このようなことが実際に公共工事でも起こり得るのです。神戸市の場合は、ストップ・ザ・アスベスト西宮の上田さんが、兵庫県保険医協会と神戸市とのリスクコミュニケーションに尽力され、神戸市と粘り強く交渉した結果判明した事実です。

リスクコミュニケーションの実施によって、解体工事におけるアスベスト対策が工事の直前に見直され、工事現場からの発がん物質の飛散をくいとめることができた事例です。

リスクコミュニケーションによるアスベスト粉じん飛散事故予防

この例に見るように、一般の住民によるリスクコミュニケーションは、実際の工事のアスベスト対策を見直し、アスベスト粉じんの飛散を防ぎます。工事現場周辺の住民は、解体工事が安全に実施されないと、直接の被害を被ることになります。

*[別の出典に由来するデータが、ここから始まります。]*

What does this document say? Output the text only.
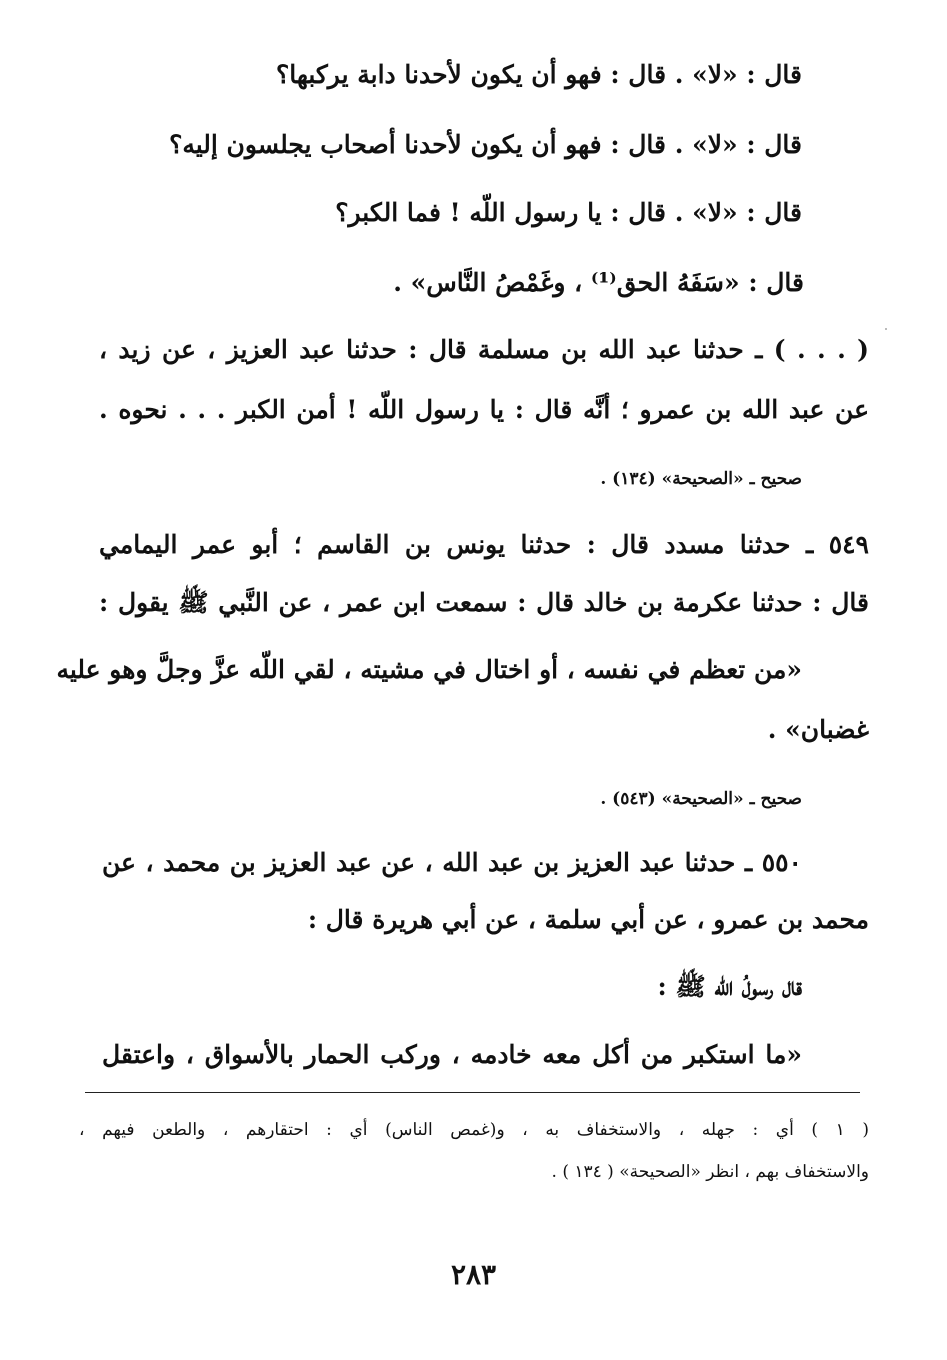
قال : «لا» . قال : فهو أن يكون لأحدنا دابة يركبها؟
قال : «لا» . قال : فهو أن يكون لأحدنا أصحاب يجلسون إليه؟
قال : «لا» . قال : يا رسول اللّه ! فما الكبر؟
قال : «سَفَهُ الحق⁽¹⁾ ، وغَمْصُ النَّاس» .
( . . . ) ـ حدثنا عبد الله بن مسلمة قال : حدثنا عبد العزيز ، عن زيد ،
عن عبد الله بن عمرو ؛ أنَّه قال : يا رسول اللّه ! أمن الكبر . . . نحوه .
صحيح ـ «الصحيحة» (١٣٤) .
٥٤٩ ـ حدثنا مسدد قال : حدثنا يونس بن القاسم ؛ أبو عمر اليمامي
قال : حدثنا عكرمة بن خالد قال : سمعت ابن عمر ، عن النَّبي ﷺ يقول :
«من تعظم في نفسه ، أو اختال في مشيته ، لقي اللّه عزَّ وجلَّ وهو عليه
غضبان» .
صحيح ـ «الصحيحة» (٥٤٣) .
٥٥٠ ـ حدثنا عبد العزيز بن عبد الله ، عن عبد العزيز بن محمد ، عن
محمد بن عمرو ، عن أبي سلمة ، عن أبي هريرة قال :
قال رسولُ اللّه ﷺ :
«ما استكبر من أكل معه خادمه ، وركب الحمار بالأسواق ، واعتقل
( ١ ) أي : جهله ، والاستخفاف به ، و(غمص الناس) أي : احتقارهم ، والطعن فيهم ،
والاستخفاف بهم ، انظر «الصحيحة» ( ١٣٤ ) .
٢٨٣
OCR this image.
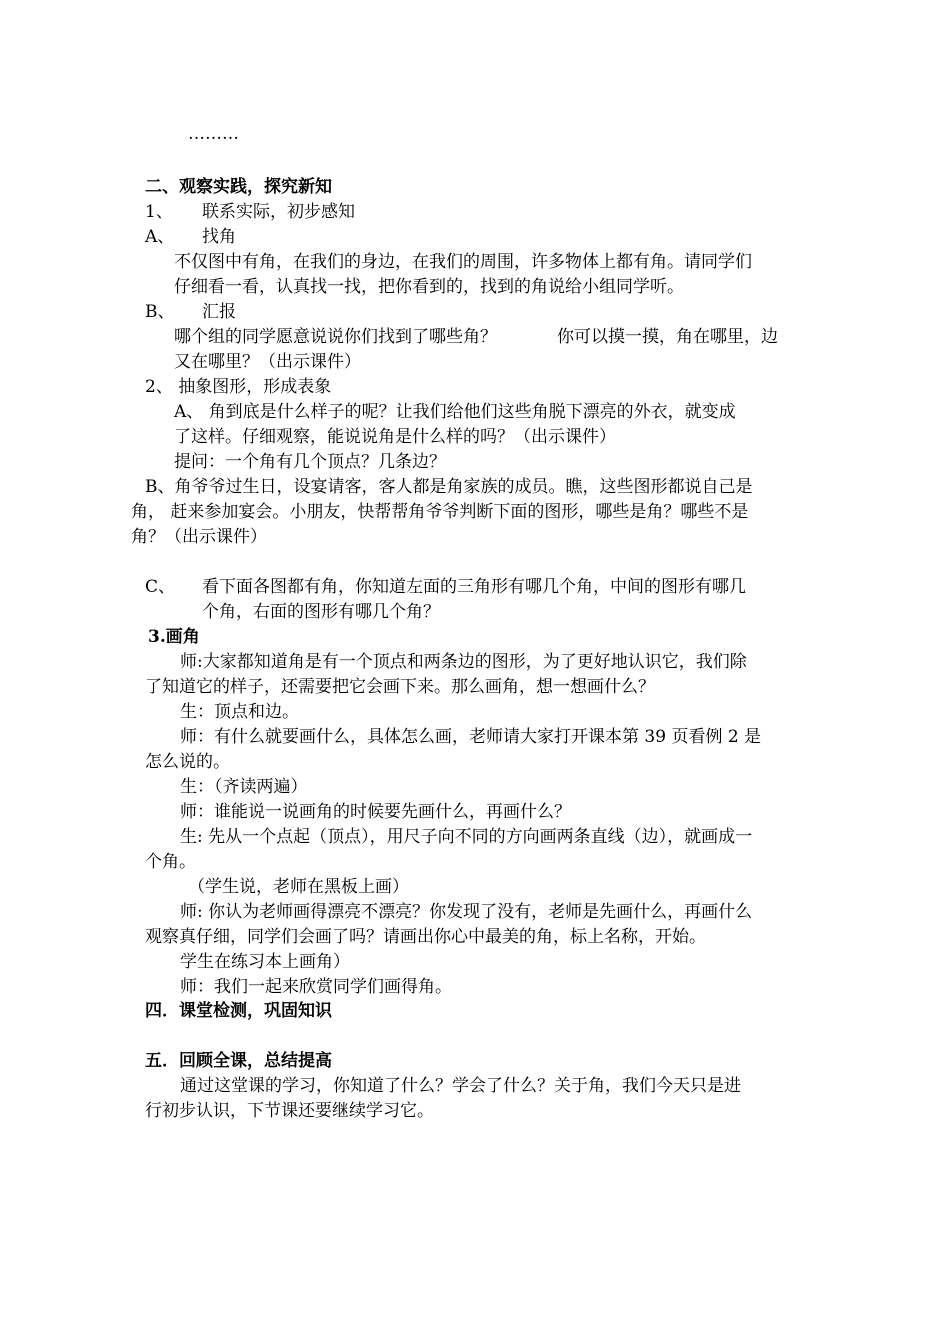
………
二、观察实践，探究新知
1、 联系实际，初步感知
A、 找角
不仅图中有角，在我们的身边，在我们的周围，许多物体上都有角。请同学们
仔细看一看，认真找一找，把你看到的，找到的角说给小组同学听。
B、 汇报
哪个组的同学愿意说说你们找到了哪些角？	你可以摸一摸，角在哪里，边
又在哪里？（出示课件）
2、 抽象图形，形成表象
A、 角到底是什么样子的呢？让我们给他们这些角脱下漂亮的外衣，就变成
了这样。仔细观察，能说说角是什么样的吗？（出示课件）
提问：一个角有几个顶点？几条边？
B、角爷爷过生日，设宴请客，客人都是角家族的成员。瞧，这些图形都说自己是
角， 赶来参加宴会。小朋友，快帮帮角爷爷判断下面的图形，哪些是角？哪些不是
角？（出示课件）
C、 看下面各图都有角，你知道左面的三角形有哪几个角，中间的图形有哪几
个角，右面的图形有哪几个角？
3.画角
师:大家都知道角是有一个顶点和两条边的图形，为了更好地认识它，我们除
了知道它的样子，还需要把它会画下来。那么画角，想一想画什么？
生：顶点和边。
师：有什么就要画什么，具体怎么画，老师请大家打开课本第 39 页看例 2 是
怎么说的。
生：（齐读两遍）
师：谁能说一说画角的时候要先画什么，再画什么？
生: 先从一个点起（顶点），用尺子向不同的方向画两条直线（边），就画成一
个角。
（学生说，老师在黑板上画）
师: 你认为老师画得漂亮不漂亮？你发现了没有，老师是先画什么，再画什么
观察真仔细，同学们会画了吗？请画出你心中最美的角，标上名称，开始。
学生在练习本上画角）
师：我们一起来欣赏同学们画得角。
四．课堂检测，巩固知识
五．回顾全课，总结提高
通过这堂课的学习，你知道了什么？学会了什么？关于角，我们今天只是进
行初步认识，下节课还要继续学习它。
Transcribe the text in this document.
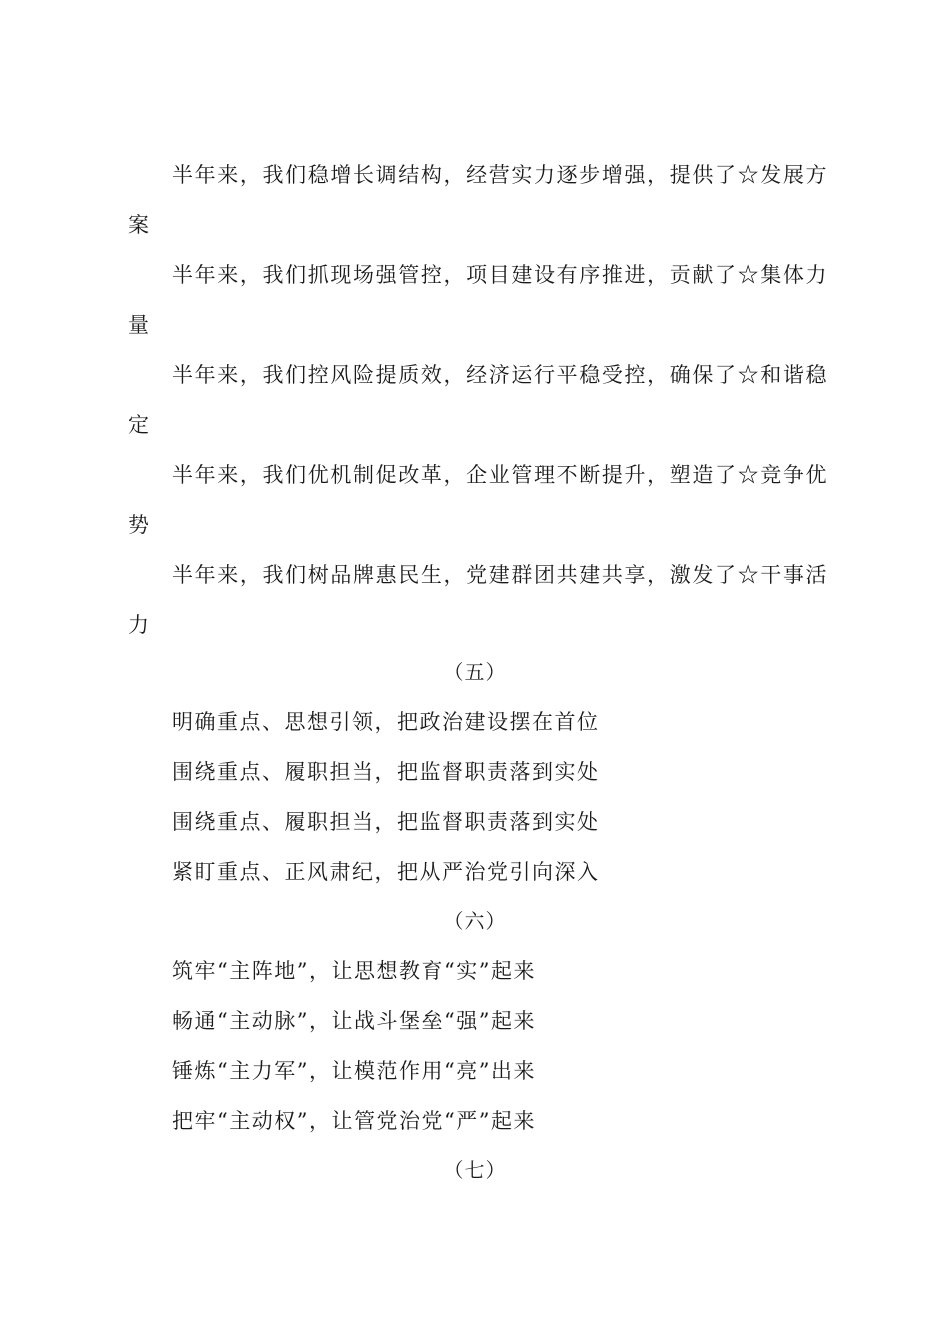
半年来，我们稳增长调结构，经营实力逐步增强，提供了☆发展方案
半年来，我们抓现场强管控，项目建设有序推进，贡献了☆集体力量
半年来，我们控风险提质效，经济运行平稳受控，确保了☆和谐稳定
半年来，我们优机制促改革，企业管理不断提升，塑造了☆竞争优势
半年来，我们树品牌惠民生，党建群团共建共享，激发了☆干事活力
（五）
明确重点、思想引领，把政治建设摆在首位
围绕重点、履职担当，把监督职责落到实处
围绕重点、履职担当，把监督职责落到实处
紧盯重点、正风肃纪，把从严治党引向深入
（六）
筑牢“主阵地”，让思想教育“实”起来
畅通“主动脉”，让战斗堡垒“强”起来
锤炼“主力军”，让模范作用“亮”出来
把牢“主动权”，让管党治党“严”起来
（七）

発がん物質であるアスベスト粉じんのばく露や、騒音や振動による直接の被害、周辺の工事車両による交通事故の危険性などが、周辺に住む住民、子供たち、学校や幼稚園、保育園等の安全を脅かします。この安全の確保について、住民はつねに素人で、工事現場内の情報もなく、安全対策を工事業者任せにせざるを得ない立場に置かれます。一方、工事業者は安全性を多少犠牲にしても、工事を短期間で安く行うことで利益を上げようとするバイアスがかかりがちです。なかには、もちろん、安全性を第一に工事を行う業者もいます。

しかし、住民は、明日から始まる隣の解体工事の業者が、その点で信頼できるかどうかはわかりません。だからこそ、工事現場の立ち入り権限を持つ役所を頼り、工事業者の直接の説明を聞く必要があります。

住民によるリスクコミュニケーションが普通に実施されるようになり、自治体も当たり前にそれを進めていくようになることで、全体のアスベスト飛散を抑えていく効果が期待できます。数十年後のアスベスト被害を予防できるのは、今の私たちのリスクコミュニケーションだと考えます。